I paused because I understood that my friend’s argument stems from the comfort of a cis-straight white life — ingrained and blind to a reality beyond what it knows.
However, there was one aspect of my friend’s argument that I did not entirely disagree with.
“I think the gay pride issue is way to glamorized by the media,” he said. “Why do they have to victimize themselves? Why don’t they also celebrate Palestinian pride, Rohingya pride, or Syrian pride?”
The question remains and the only answer I can think of is that the LGBTQ+ community is now an exploitable economic niche for big brands, just as communities of color have been for the past few decades.
While visibility is very important in our fight for equal rights, it is also a multi-million dollar industry for those who made their name and fortune by standardizing patterns that have done us so much harm.
John Paul Brammer, author, and columnist left the question open a year ago in his Washington Post op-ed: “Who can afford to be proud?” He refers to the myriad of products designed around the colors of the rainbow and our community, especially the white gay community.
“Corporations, by their nature, want to make money, so they center the affluent minority of LGBTQ people, who skew white, gay and male,” he wrote. “No matter where Pride proceeds go, and even if paid events are mostly by and for LGBTQ people, they are inherently exclusionary, and the people most in need of resources are the ones who get left at the gate.”
This would seem to support Calvin Klein’s image decision. But, in the face of a parallel reality where members of the LGBTQ community suffer discrimination, poverty, and homelessness at disproportionate levels, it would seem that advertising, before being challenged, is simply exploitative.

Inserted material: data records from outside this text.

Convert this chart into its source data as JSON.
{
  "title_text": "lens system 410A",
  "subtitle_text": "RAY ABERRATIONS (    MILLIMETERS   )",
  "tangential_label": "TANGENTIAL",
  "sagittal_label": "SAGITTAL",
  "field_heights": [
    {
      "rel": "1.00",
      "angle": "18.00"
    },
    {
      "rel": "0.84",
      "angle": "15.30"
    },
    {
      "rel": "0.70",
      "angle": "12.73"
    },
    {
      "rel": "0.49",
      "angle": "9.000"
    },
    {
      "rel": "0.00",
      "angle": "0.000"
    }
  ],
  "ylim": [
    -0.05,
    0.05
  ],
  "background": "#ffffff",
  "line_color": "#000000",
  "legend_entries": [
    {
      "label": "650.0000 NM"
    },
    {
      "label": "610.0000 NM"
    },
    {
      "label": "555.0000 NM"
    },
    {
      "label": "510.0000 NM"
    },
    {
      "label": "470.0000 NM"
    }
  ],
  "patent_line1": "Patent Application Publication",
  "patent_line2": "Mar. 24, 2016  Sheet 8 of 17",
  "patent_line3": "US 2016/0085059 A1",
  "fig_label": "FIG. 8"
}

Events such as the Circuit Festival in Barcelona, Spain, show this parallelism between those who want to take advantage of profitable demography and those who really want to echo and perpetuate injustices.
In 2019, the Circuit — the largest gay festival in the world — reached around 70,000 attendees during the week of activities during the month of August in Barcelona. According to its organizers, the festival earned the city around 100 million euros.
This type of event has for decades trumpeted gay men as a desired target in the market because of their high purchasing power and their luxurious commercial appetite.
Meanwhile, the Stonewall Riots and the reason why we celebrate the pride of being who we are in June are lost in the commercial misrepresentation of history.
You have to ask yourself what the strategy is behind that giant billboard in Manhattan and the real positive impact it can have on those of us who, despite everything, still feel like second-class citizens.